Mexican Billionaire Carlos Slim Gets Stuck with 8.4% of Argentina’s Nationalized YPF

BUENOS AIRES – Mexican multi-billionaire Carlos Slim has gotten stuck with a nearly 8.4 percent stake in recently nationalized Argentine oil company YPF as part of a loan settlement.

Two Slim companies – Grupo Financiero Inbursa and Inmobiliaria Carso – acquired 6.59% and 1.78% stakes, respectively, in the country’s largest oil and gas producer, YPF said in a filing Thursday with the Buenos Aires stock exchange. Slim and his companies had been part of a loan made to the Eskenazi family, who defaulted. The YPF shares were collateral. In a regulatory filing confirming the transaction, YPF says that Banco Inbursa got 25,911,050 shares and Inmobiliaria Carso got 6,997,456 shares.

The Argentine government, seeking more financing for the oil company, sought to put a different spin on it. YPF said in a press release that with this transaction Slim has begun “a long-term investment in one of the most important companies in Latin America’s hydrocarbons sector.”

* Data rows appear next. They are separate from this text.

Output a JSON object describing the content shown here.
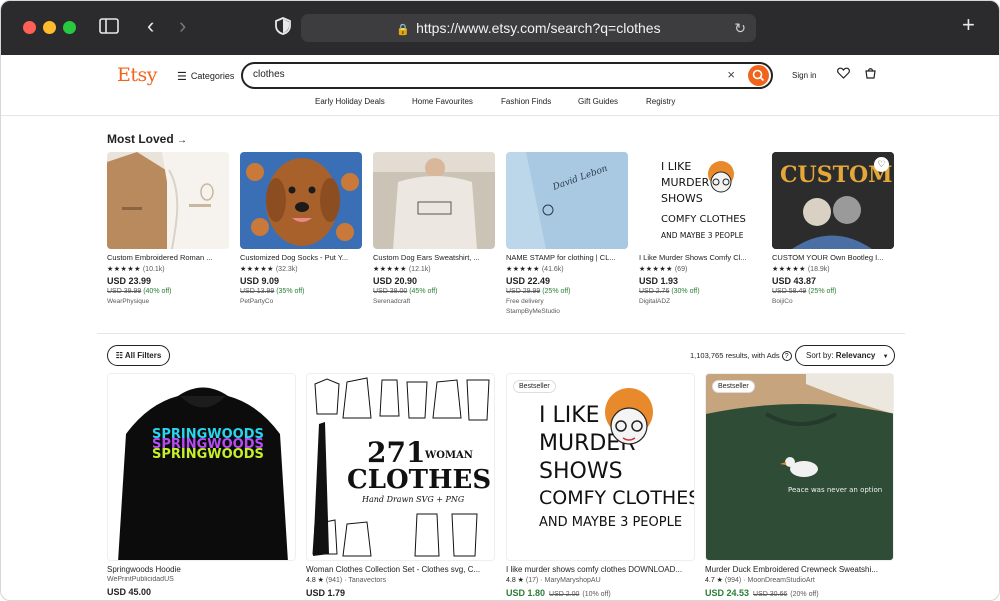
{
  "browser": {
    "url": "https://www.etsy.com/search?q=clothes"
  },
  "header": {
    "logo": "Etsy",
    "categories_label": "Categories",
    "search_value": "clothes",
    "sign_in": "Sign in",
    "nav": [
      "Early Holiday Deals",
      "Home Favourites",
      "Fashion Finds",
      "Gift Guides",
      "Registry"
    ]
  },
  "most_loved": {
    "title": "Most Loved",
    "arrow": "→",
    "items": [
      {
        "title": "Custom Embroidered Roman ...",
        "stars": "★★★★★",
        "count": "(10.1k)",
        "price": "USD 23.99",
        "orig": "USD 39.99",
        "disc": "(40% off)",
        "shop": "WearPhysique"
      },
      {
        "title": "Customized Dog Socks - Put Y...",
        "stars": "★★★★★",
        "count": "(32.3k)",
        "price": "USD 9.09",
        "orig": "USD 13.99",
        "disc": "(35% off)",
        "shop": "PetPartyCo"
      },
      {
        "title": "Custom Dog Ears Sweatshirt, ...",
        "stars": "★★★★★",
        "count": "(12.1k)",
        "price": "USD 20.90",
        "orig": "USD 38.00",
        "disc": "(45% off)",
        "shop": "Serenadcraft"
      },
      {
        "title": "NAME STAMP for clothing | CL...",
        "stars": "★★★★★",
        "count": "(41.6k)",
        "price": "USD 22.49",
        "orig": "USD 29.99",
        "disc": "(25% off)",
        "extra": "Free delivery",
        "shop": "StampByMeStudio"
      },
      {
        "title": "I Like Murder Shows Comfy Cl...",
        "stars": "★★★★★",
        "count": "(69)",
        "price": "USD 1.93",
        "orig": "USD 2.76",
        "disc": "(30% off)",
        "shop": "DigitalADZ"
      },
      {
        "title": "CUSTOM YOUR Own Bootleg I...",
        "stars": "★★★★★",
        "count": "(18.9k)",
        "price": "USD 43.87",
        "orig": "USD 58.49",
        "disc": "(25% off)",
        "shop": "BoijiCo"
      }
    ]
  },
  "filters": {
    "all_filters": "All Filters",
    "results_text": "1,103,765 results, with Ads",
    "sort_label": "Sort by: ",
    "sort_value": "Relevancy"
  },
  "results": [
    {
      "title": "Springwoods Hoodie",
      "meta": "WePrintPublicidadUS",
      "price": "USD 45.00",
      "badge": ""
    },
    {
      "title": "Woman Clothes Collection Set - Clothes svg, C...",
      "rating": "4.8 ★",
      "count": "(941)",
      "shop": "Tanavectors",
      "price": "USD 1.79",
      "badge": ""
    },
    {
      "title": "I like murder shows comfy clothes DOWNLOAD...",
      "rating": "4.8 ★",
      "count": "(17)",
      "shop": "MaryMaryshopAU",
      "price": "USD 1.80",
      "orig": "USD 2.00",
      "disc": "(10% off)",
      "badge": "Bestseller"
    },
    {
      "title": "Murder Duck Embroidered Crewneck Sweatshi...",
      "rating": "4.7 ★",
      "count": "(994)",
      "shop": "MoonDreamStudioArt",
      "price": "USD 24.53",
      "orig": "USD 30.66",
      "disc": "(20% off)",
      "badge": "Bestseller"
    }
  ],
  "art": {
    "springwoods_text": "SPRINGWOODS",
    "clothes_num": "271",
    "clothes_word": "WOMAN",
    "clothes_title": "CLOTHES",
    "clothes_sub": "Hand Drawn SVG + PNG",
    "murder_lines": [
      "I LIKE",
      "MURDER",
      "SHOWS",
      "COMFY CLOTHES",
      "AND MAYBE 3 PEOPLE"
    ],
    "duck_text": "Peace was never an option",
    "custom_text": "CUSTOM",
    "stamp_text": "David Lebon"
  },
  "colors": {
    "accent": "#f1641e",
    "sale": "#2a7d35",
    "chrome": "#2b2b2d"
  }
}
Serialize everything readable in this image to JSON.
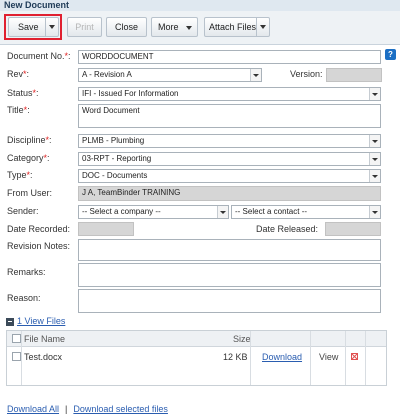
{
  "window": {
    "title": "New Document"
  },
  "toolbar": {
    "save_label": "Save",
    "print_label": "Print",
    "close_label": "Close",
    "more_label": "More",
    "attach_label": "Attach Files"
  },
  "form": {
    "document_no": {
      "label": "Document No.",
      "required": "*",
      "suffix": ":",
      "value": "WORDDOCUMENT"
    },
    "rev": {
      "label": "Rev",
      "required": "*",
      "suffix": ":",
      "value": "A - Revision A"
    },
    "version": {
      "label": "Version:",
      "value": ""
    },
    "status": {
      "label": "Status",
      "required": "*",
      "suffix": ":",
      "value": "IFI - Issued For Information"
    },
    "title": {
      "label": "Title",
      "required": "*",
      "suffix": ":",
      "value": "Word Document"
    },
    "discipline": {
      "label": "Discipline",
      "required": "*",
      "suffix": ":",
      "value": "PLMB - Plumbing"
    },
    "category": {
      "label": "Category",
      "required": "*",
      "suffix": ":",
      "value": "03-RPT - Reporting"
    },
    "type": {
      "label": "Type",
      "required": "*",
      "suffix": ":",
      "value": "DOC - Documents"
    },
    "from_user": {
      "label": "From User:",
      "value": "J A, TeamBinder TRAINING"
    },
    "sender": {
      "label": "Sender:",
      "company_placeholder": "-- Select a company --",
      "contact_placeholder": "-- Select a contact --"
    },
    "date_recorded": {
      "label": "Date Recorded:",
      "value": ""
    },
    "date_released": {
      "label": "Date Released:",
      "value": ""
    },
    "revision_notes": {
      "label": "Revision Notes:",
      "value": ""
    },
    "remarks": {
      "label": "Remarks:",
      "value": ""
    },
    "reason": {
      "label": "Reason:",
      "value": ""
    }
  },
  "files": {
    "toggle_link": "1 View Files",
    "columns": {
      "name": "File Name",
      "size": "Size"
    },
    "rows": [
      {
        "name": "Test.docx",
        "size": "12 KB",
        "download": "Download",
        "view": "View"
      }
    ]
  },
  "footer": {
    "download_all": "Download All",
    "separator": "|",
    "download_selected": "Download selected files"
  },
  "colors": {
    "accent_red": "#e02030",
    "link_blue": "#2a5db0",
    "help_blue": "#1c6fc4"
  }
}
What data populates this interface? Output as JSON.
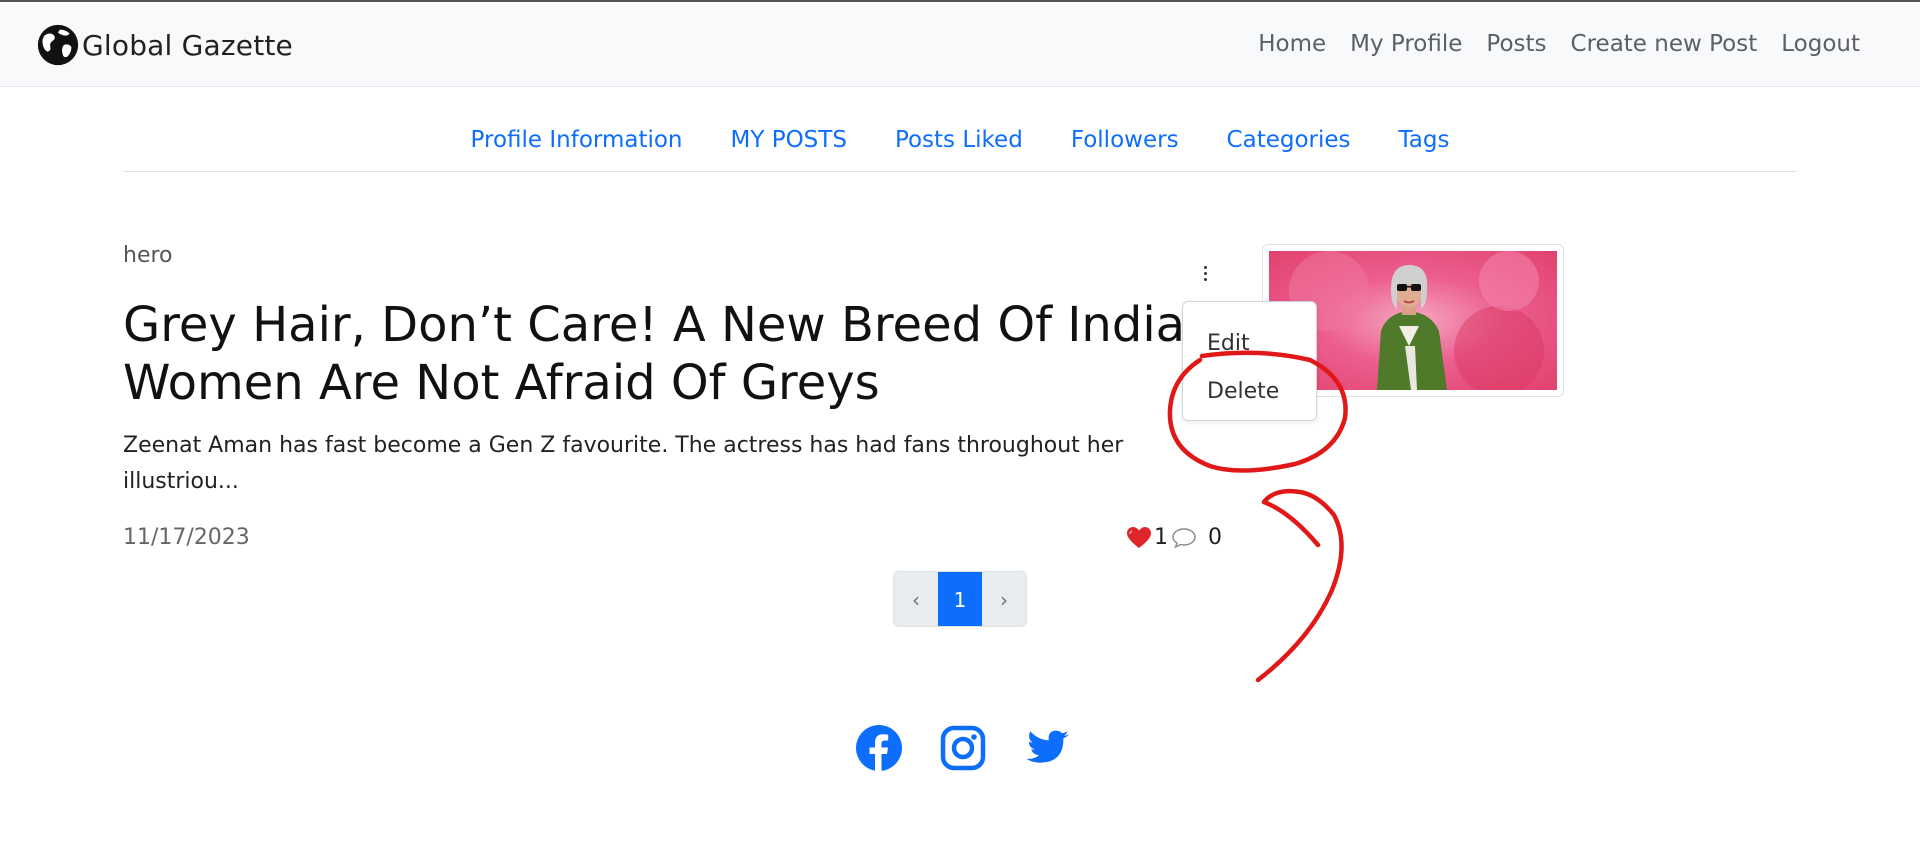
{
  "navbar": {
    "brand": "Global Gazette",
    "links": [
      "Home",
      "My Profile",
      "Posts",
      "Create new Post",
      "Logout"
    ]
  },
  "profile_tabs": [
    "Profile Information",
    "MY POSTS",
    "Posts Liked",
    "Followers",
    "Categories",
    "Tags"
  ],
  "post": {
    "category": "hero",
    "title_line1": "Grey Hair, Don’t Care! A New Breed Of India",
    "title_line2": "Women Are Not Afraid Of Greys",
    "excerpt_line1": "Zeenat Aman has fast become a Gen Z favourite. The actress has had fans throughout her",
    "excerpt_line2": "illustriou...",
    "date": "11/17/2023",
    "likes": "1",
    "comments": "0"
  },
  "post_menu": {
    "edit": "Edit",
    "delete": "Delete"
  },
  "pagination": {
    "prev": "‹",
    "current": "1",
    "next": "›"
  },
  "social_icons": [
    "facebook-icon",
    "instagram-icon",
    "twitter-icon"
  ],
  "colors": {
    "link_blue": "#0d6efd",
    "annotation_red": "#e01818",
    "navbar_bg": "#f8f9fa"
  }
}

In a conversation Thursday afternoon with new YPF CEO Miguel Galuccio, Slim’s representatives said they see the Argentine firm as a solid company with good growth potential, the release said.

Galuccio, meanwhile, was quoted as saying the investment by the Mexican billionaire, ranked by Forbes magazine as the world’s wealthiest individual, sends a “clear signal” to global financial markets.

According to the filing, Inbursa and Inmobiliaria Carso received the shares as collateral after Argentina’s Grupo Petersen – which earlier this year had a 25.46% interest in YPF – defaulted on loans used to purchase its stake.

According to YPF’s release, Inbursa paid $288.1 million for its 6.59% stake, or $11.12 per share.

The Argentine government seized control of YPF in May when Congress approved a bill to expropriate a 51% stake in the energy firm from Spanish oil major Repsol.

President Cristina Fernandez’s administration has since accused the Spanish company of using YPF as a cash cow to fund its international expansion.

Repsol has said the recent discovery of massive unconventional shale gas and oil reserves in west-central Argentina was behind the move to seize control of the firm and has denied Buenos Aires’ accusations that YPF’s dividend policy sapped it of the resources it needed to invest and meet the country’s energy needs.

Petersen, owned by the Eskenazi family, was unable to meet its debt obligations after the government cut off shareholders’ dividend revenue following the takeover. The Eskenzai family had used the YPF dividends to meet obligations until defaulting in May on a $1 billion loan that used the YPF stake for collateral. Before the defaults, the Eskenazis had owned 25% of YPF. Petersen failed to meet a $400 million payment to the banks in May.

Credit Suisse, Goldman Sachs, BNP Paribas, Banco Itau, Standard Bank, and Citigroup were the lending banks and took 19% of YPF after the Eskenazi default. Repsol took the remaining 6%.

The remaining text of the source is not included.